Will the digital video camera save cinema? Jean-Luc Godard had someone ask him that question midway through Notre Musique, just so he could reply–or refuse to–with a prolonged, glum deadpan. Despite his rebuke, I note that digital video has encouraged the making of documentaries such as Gunner Palace (not exactly salvation, but a good thing even so); and it has become a favorite tool of Abbas Kiarostami, who used it for both his documentary ABC Africa and his fiction feature Ten.
An extended paean to the digital video camera–“a lightweight, discreet companion on my real and imaginary travels”–serves as one of the “lessons on cinema” in 10 on Ten, a documentary monologue that just had its New York theatrical debut at Anthology Film Archives. It’s as direct and straightforward a little film as you could imagine, and since it’s by Kiarostami, it’s as tricky as hell.
The film was prompted, he says early on, by the comments of people who saw Ten and were evidently disappointed by its urban setting. Some said they were used to seeing landscapes in Kiarostami’s films; Ten was shot inside a car, which drove through the streets of Tehran. So 10 on Ten begins as a compromise. It is shot entirely inside a car, driven by Kiarostami; but the route lies outside Tehran, in the green hills that were the setting for Taste of Cherry.
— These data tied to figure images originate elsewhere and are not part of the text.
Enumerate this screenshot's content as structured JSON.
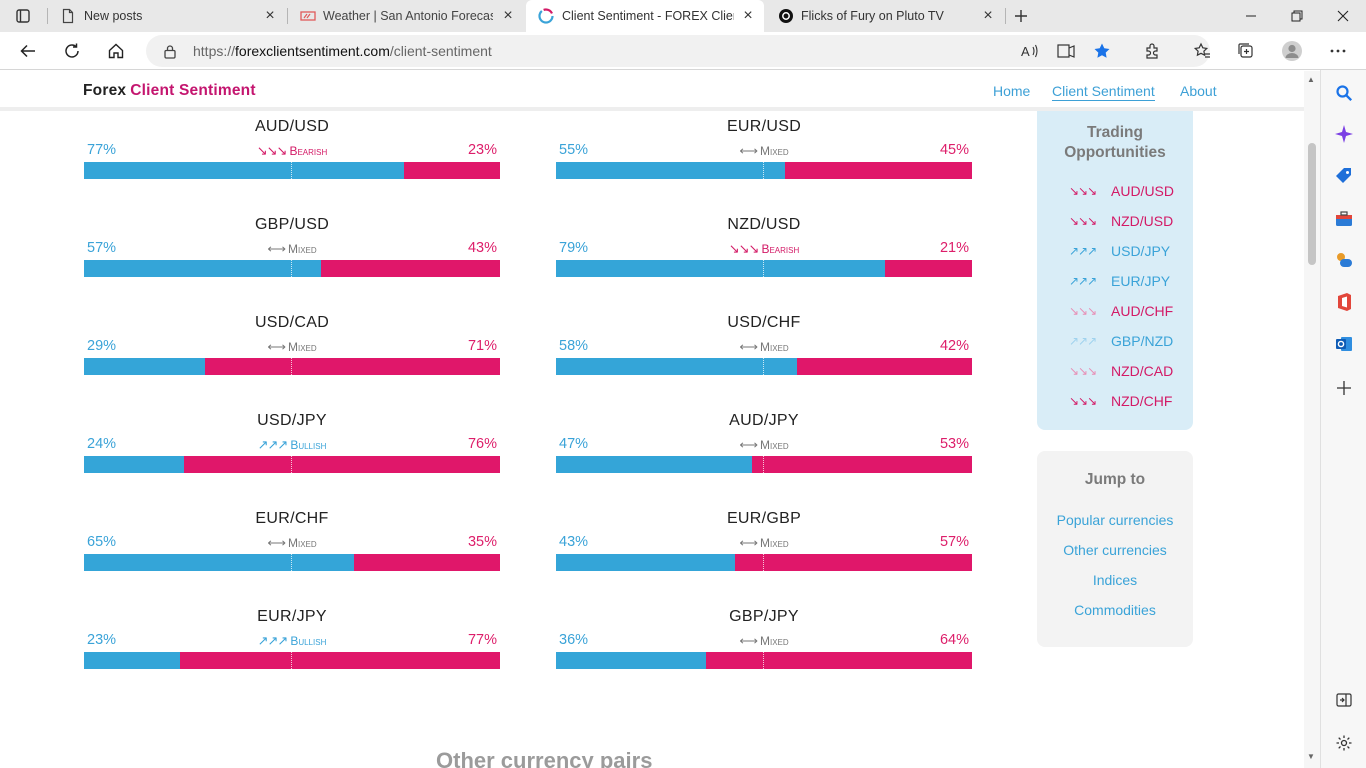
{
  "browser": {
    "tabs": [
      {
        "title": "New posts",
        "active": false
      },
      {
        "title": "Weather | San Antonio Forecast,",
        "active": false
      },
      {
        "title": "Client Sentiment - FOREX Client",
        "active": true
      },
      {
        "title": "Flicks of Fury on Pluto TV",
        "active": false
      }
    ],
    "url": {
      "scheme": "https://",
      "host": "forexclientsentiment.com",
      "path": "/client-sentiment"
    }
  },
  "site": {
    "brand": "Forex",
    "brand_accent": "Client Sentiment",
    "nav": [
      "Home",
      "Client Sentiment",
      "About"
    ]
  },
  "pairs": [
    {
      "name": "AUD/USD",
      "long": "77%",
      "short": "23%",
      "long_value": 77,
      "sentiment": "Bearish",
      "arrows": "↘↘↘"
    },
    {
      "name": "EUR/USD",
      "long": "55%",
      "short": "45%",
      "long_value": 55,
      "sentiment": "Mixed",
      "arrows": "⟷"
    },
    {
      "name": "GBP/USD",
      "long": "57%",
      "short": "43%",
      "long_value": 57,
      "sentiment": "Mixed",
      "arrows": "⟷"
    },
    {
      "name": "NZD/USD",
      "long": "79%",
      "short": "21%",
      "long_value": 79,
      "sentiment": "Bearish",
      "arrows": "↘↘↘"
    },
    {
      "name": "USD/CAD",
      "long": "29%",
      "short": "71%",
      "long_value": 29,
      "sentiment": "Mixed",
      "arrows": "⟷"
    },
    {
      "name": "USD/CHF",
      "long": "58%",
      "short": "42%",
      "long_value": 58,
      "sentiment": "Mixed",
      "arrows": "⟷"
    },
    {
      "name": "USD/JPY",
      "long": "24%",
      "short": "76%",
      "long_value": 24,
      "sentiment": "Bullish",
      "arrows": "↗↗↗"
    },
    {
      "name": "AUD/JPY",
      "long": "47%",
      "short": "53%",
      "long_value": 47,
      "sentiment": "Mixed",
      "arrows": "⟷"
    },
    {
      "name": "EUR/CHF",
      "long": "65%",
      "short": "35%",
      "long_value": 65,
      "sentiment": "Mixed",
      "arrows": "⟷"
    },
    {
      "name": "EUR/GBP",
      "long": "43%",
      "short": "57%",
      "long_value": 43,
      "sentiment": "Mixed",
      "arrows": "⟷"
    },
    {
      "name": "EUR/JPY",
      "long": "23%",
      "short": "77%",
      "long_value": 23,
      "sentiment": "Bullish",
      "arrows": "↗↗↗"
    },
    {
      "name": "GBP/JPY",
      "long": "36%",
      "short": "64%",
      "long_value": 36,
      "sentiment": "Mixed",
      "arrows": "⟷"
    }
  ],
  "trading_opportunities": {
    "title": "Trading Opportunities",
    "items": [
      {
        "pair": "AUD/USD",
        "arrows": "↘↘↘",
        "kind": "bear"
      },
      {
        "pair": "NZD/USD",
        "arrows": "↘↘↘",
        "kind": "bear"
      },
      {
        "pair": "USD/JPY",
        "arrows": "↗↗↗",
        "kind": "bull"
      },
      {
        "pair": "EUR/JPY",
        "arrows": "↗↗↗",
        "kind": "bull"
      },
      {
        "pair": "AUD/CHF",
        "arrows": "↘↘↘",
        "kind": "weak-bear"
      },
      {
        "pair": "GBP/NZD",
        "arrows": "↗↗↗",
        "kind": "weak-bull"
      },
      {
        "pair": "NZD/CAD",
        "arrows": "↘↘↘",
        "kind": "weak-bear"
      },
      {
        "pair": "NZD/CHF",
        "arrows": "↘↘↘",
        "kind": "bear"
      }
    ]
  },
  "jump_to": {
    "title": "Jump to",
    "links": [
      "Popular currencies",
      "Other currencies",
      "Indices",
      "Commodities"
    ]
  },
  "section_title": "Other currency pairs",
  "colors": {
    "long": "#34a5d8",
    "short": "#e0176a",
    "brand_accent": "#c4156f",
    "opp_bg": "#d9edf7"
  }
}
He has returned to this spot, Kiarostami says, “to express my sympathy with viewers.” But he also lets drop another purpose for coming back: “In the future, I may no longer find a reason to bring my camera here.” That sounds ominously final, when you recall that Taste of Cherry was about a suicide–but Kiarostami says no more, passing on at once to his lessons.
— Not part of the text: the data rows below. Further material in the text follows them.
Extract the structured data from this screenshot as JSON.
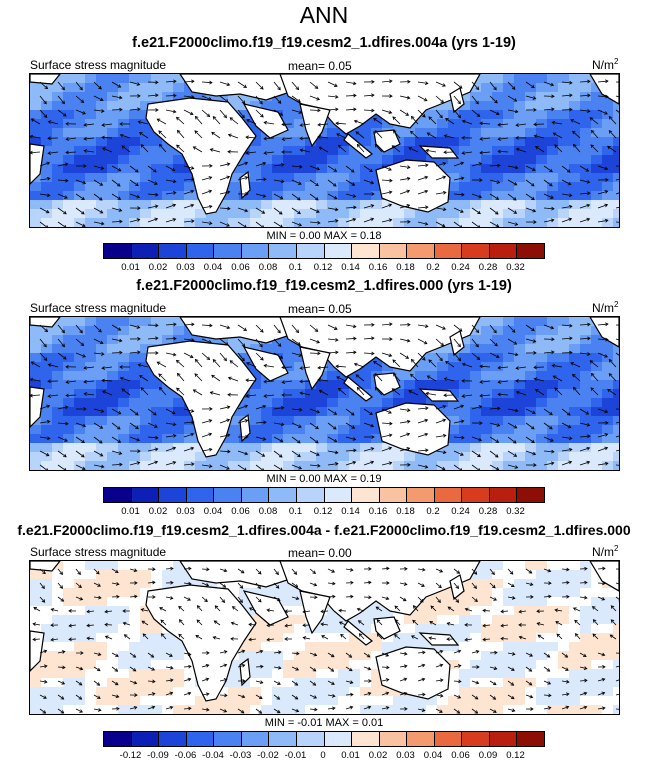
{
  "title": "ANN",
  "colors": {
    "abs": [
      "#08008c",
      "#0d1fb4",
      "#1c44d8",
      "#2f64ec",
      "#4a82f2",
      "#6a9ff5",
      "#8fbaf8",
      "#b8d4fa",
      "#dbe9fc",
      "#fde5d2",
      "#f9c3a2",
      "#f39a6e",
      "#ea6a40",
      "#d83c1f",
      "#b81f0e",
      "#8c0e05"
    ],
    "diff": [
      "#08008c",
      "#0d1fb4",
      "#1c44d8",
      "#2f64ec",
      "#4a82f2",
      "#6a9ff5",
      "#8fbaf8",
      "#b8d4fa",
      "#dbe9fc",
      "#fde5d2",
      "#f9c3a2",
      "#f39a6e",
      "#ea6a40",
      "#d83c1f",
      "#b81f0e",
      "#8c0e05"
    ],
    "land": "#ffffff",
    "coast": "#000000"
  },
  "panels": [
    {
      "title": "f.e21.F2000climo.f19_f19.cesm2_1.dfires.004a (yrs 1-19)",
      "variable": "Surface stress magnitude",
      "mean": "mean=   0.05",
      "units": "N/m",
      "units_exp": "2",
      "minmax": "MIN =   0.00 MAX =   0.18",
      "kind": "abs",
      "colorbar_labels": [
        "0.01",
        "0.02",
        "0.03",
        "0.04",
        "0.06",
        "0.08",
        "0.1",
        "0.12",
        "0.14",
        "0.16",
        "0.18",
        "0.2",
        "0.24",
        "0.28",
        "0.32"
      ]
    },
    {
      "title": "f.e21.F2000climo.f19_f19.cesm2_1.dfires.000 (yrs 1-19)",
      "variable": "Surface stress magnitude",
      "mean": "mean=   0.05",
      "units": "N/m",
      "units_exp": "2",
      "minmax": "MIN =   0.00 MAX =   0.19",
      "kind": "abs",
      "colorbar_labels": [
        "0.01",
        "0.02",
        "0.03",
        "0.04",
        "0.06",
        "0.08",
        "0.1",
        "0.12",
        "0.14",
        "0.16",
        "0.18",
        "0.2",
        "0.24",
        "0.28",
        "0.32"
      ]
    },
    {
      "title": "f.e21.F2000climo.f19_f19.cesm2_1.dfires.004a - f.e21.F2000climo.f19_f19.cesm2_1.dfires.000",
      "variable": "Surface stress magnitude",
      "mean": "mean=   0.00",
      "units": "N/m",
      "units_exp": "2",
      "minmax": "MIN =  -0.01 MAX =   0.01",
      "kind": "diff",
      "colorbar_labels": [
        "-0.12",
        "-0.09",
        "-0.06",
        "-0.04",
        "-0.03",
        "-0.02",
        "-0.01",
        "0",
        "0.01",
        "0.02",
        "0.03",
        "0.04",
        "0.06",
        "0.09",
        "0.12"
      ]
    }
  ]
}
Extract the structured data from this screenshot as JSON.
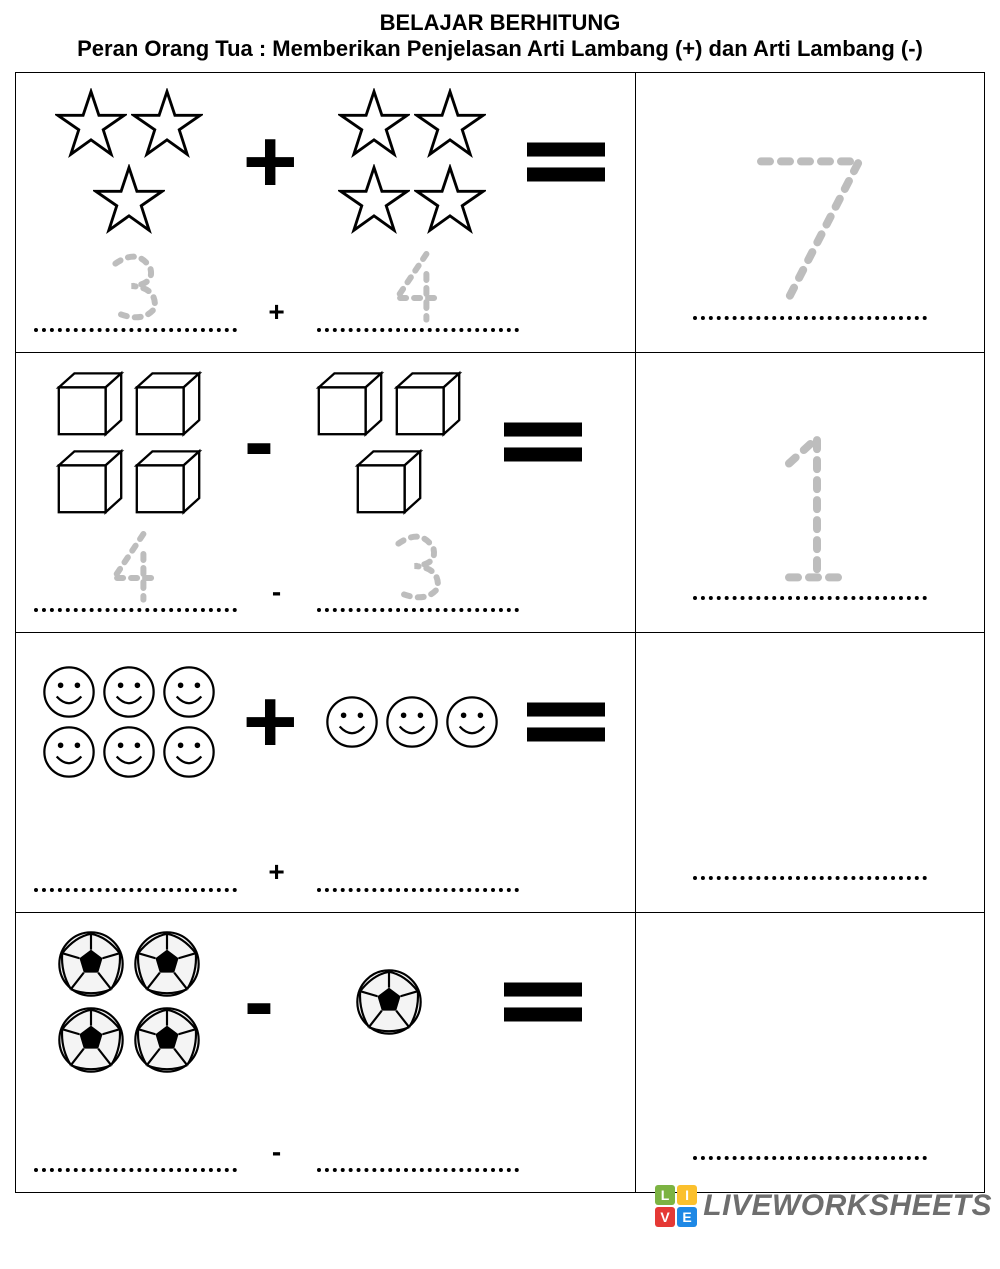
{
  "header": {
    "title": "BELAJAR BERHITUNG",
    "subtitle": "Peran Orang Tua : Memberikan Penjelasan Arti Lambang (+) dan Arti Lambang (-)"
  },
  "colors": {
    "text": "#000000",
    "trace": "#bdbdbd",
    "border": "#000000",
    "background": "#ffffff",
    "watermark": "#6e6e6e",
    "badge": [
      "#7cb342",
      "#fbc02d",
      "#e53935",
      "#1e88e5"
    ]
  },
  "rows": [
    {
      "left_icon": "star",
      "left_count": 3,
      "op": "+",
      "right_icon": "star",
      "right_count": 4,
      "trace_left": "3",
      "trace_right": "4",
      "answer_trace": "7"
    },
    {
      "left_icon": "cube",
      "left_count": 4,
      "op": "-",
      "right_icon": "cube",
      "right_count": 3,
      "trace_left": "4",
      "trace_right": "3",
      "answer_trace": "1"
    },
    {
      "left_icon": "smile",
      "left_count": 6,
      "op": "+",
      "right_icon": "smile",
      "right_count": 3,
      "trace_left": "",
      "trace_right": "",
      "answer_trace": ""
    },
    {
      "left_icon": "ball",
      "left_count": 4,
      "op": "-",
      "right_icon": "ball",
      "right_count": 1,
      "trace_left": "",
      "trace_right": "",
      "answer_trace": ""
    }
  ],
  "watermark": {
    "text": "LIVEWORKSHEETS",
    "badge_letters": [
      "L",
      "I",
      "V",
      "E"
    ]
  }
}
They address his preference for camera, subject (everyday life), script (as little as possible), location (the automobile, since it makes people feel secure and yet confines them, pushing them to express their feelings), music (as little as possible), actors (nonprofessionals, of course, though someone trained may do in a pinch), costumes and makeup (whatever the people like to wear) and director (nonprofessional actors need a nonprofessional director). He talks to the camera. The landscape unfolds behind him, at several different times of day. And questions arise. If the confinement of a car encourages self-expression, then what feelings does Kiarostami need to get out? If clothing is a basic expression of identity, then what is he showing us about himself, with his informal, open shirt but off-putting, tinted eyeglasses?
And why does he doubt he’ll be coming back here? Ten, he says, was about the objective, social problems of women; but Taste of Cherry was about the inner life of a man. What has Kiarostami just revealed about his own inner life, driving around the landscape of Taste of Cherry?
10 on Ten is a structuralist, documentary mystery story.